Insightful Atlantic article entitled Will the push for coding lead to technical ghettos? With a subtitle of “The emphasis on knowing Java and JavaScript could put students of color on the bottom rung of the tech workforce.” Exactly!
In these posts we have decried the push from elites to have other people’s kids forgo a four year degree to go into the blue collar trades in manufacturing and construction. Which are sectors experiencing employment losses and where the historic wage premium is declining at best. But the same general criticism applies to a “skilled trade” like coding. Which is experiencing employment growth.
As the Atlantic article makes clear these are jobs that are likely to be done in the future by smarter and smarter machines rather than humans. Having a technical skill is not the path to a successful forty year career. And they are the lower paying jobs in the computer industry. The Atlantic writes:
“Coding is one piece of computational literacy and should be taught explicitly in school, but a semester or two of coding won’t do,” said Sweeney (Joseph Sweeney, the associate head of school at the Springside Chestnut Hill Academy, a private college-prep school in Philadelphia) who emphasized that a more “broad and deep approach” is necessary. He advocates a progression where students are challenged to use design thinking—a method that draws on logic, intuition, and different types of reasoning—to identify opportunities, harness the appropriate tools and resources, and demonstrate their outcomes. Offering a glimpse into the not-too-distant future, he describes a day when we can ask a computer to build an app to scan a restaurant’s menu item, build the recipe, make a grocery list, and order the food to our door on demand. “The artificial-intelligence system will build the app,” he said. “Coding might then be nearly obsolete, but computational thinking isn’t going away. It’s the thinking necessary for a world run for us by machines.”

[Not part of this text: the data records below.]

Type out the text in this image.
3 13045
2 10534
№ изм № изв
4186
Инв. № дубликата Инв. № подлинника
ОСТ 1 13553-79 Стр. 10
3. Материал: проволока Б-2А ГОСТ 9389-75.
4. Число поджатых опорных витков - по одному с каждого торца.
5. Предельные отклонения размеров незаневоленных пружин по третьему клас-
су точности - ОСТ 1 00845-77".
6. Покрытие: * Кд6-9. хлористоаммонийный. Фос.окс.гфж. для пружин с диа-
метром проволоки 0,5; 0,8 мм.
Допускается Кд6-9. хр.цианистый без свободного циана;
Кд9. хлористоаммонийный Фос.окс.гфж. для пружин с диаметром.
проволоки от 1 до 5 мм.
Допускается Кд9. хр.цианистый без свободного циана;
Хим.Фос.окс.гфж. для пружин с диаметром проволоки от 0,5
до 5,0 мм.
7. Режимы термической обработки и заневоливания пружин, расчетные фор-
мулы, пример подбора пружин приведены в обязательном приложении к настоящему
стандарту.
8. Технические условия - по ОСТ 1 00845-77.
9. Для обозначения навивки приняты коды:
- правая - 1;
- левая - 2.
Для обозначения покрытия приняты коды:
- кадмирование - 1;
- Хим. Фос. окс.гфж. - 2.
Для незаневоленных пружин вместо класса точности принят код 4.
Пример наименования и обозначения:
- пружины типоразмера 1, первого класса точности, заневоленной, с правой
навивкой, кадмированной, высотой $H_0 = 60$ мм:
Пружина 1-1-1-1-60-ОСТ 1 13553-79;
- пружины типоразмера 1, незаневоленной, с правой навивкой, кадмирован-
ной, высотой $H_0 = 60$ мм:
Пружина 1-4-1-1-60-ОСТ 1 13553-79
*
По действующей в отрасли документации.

… Kamau Bobb, the program director in computer-science education at NSF, notes that the dominant argument in support of youth of color learning to code is to “get a good job”—creating a stratified system where students from racial and ethnic groups, and lower socioeconomic backgrounds, are prepped for work as service technicians and helpdesk agents. “While those [tech jobs] are needed and noble, they are at the very bottom … in terms of pay and prestige,” he said. Bobb contrasts this with white and Asian middle-class students who are urged to attend college and major in computer science. “What’s missing from this model is that students of color are offered a choice that truncates their ambition.”
We need an education system for all kids that builds broad rigorous non content/occupation specific skills that will be required to have a successful forty year career and that allows all kids to chose the education––including a four year degree––and occupation they want to pursue after graduating high school. Not an education system that prepares kids of the affluent for a four year degree and other kids for a technical occupation. As The Atlantic concludes:
… Sweeney, the private-school administrator, says the priority should be on helping all students develop the competencies and sense of agency to discover and invent. He has reservations about what comes next after coding. “How are you teaching your young people to learn, think, create, and lead in a world transformed by ubiquitous … and increasingly powerful computers?”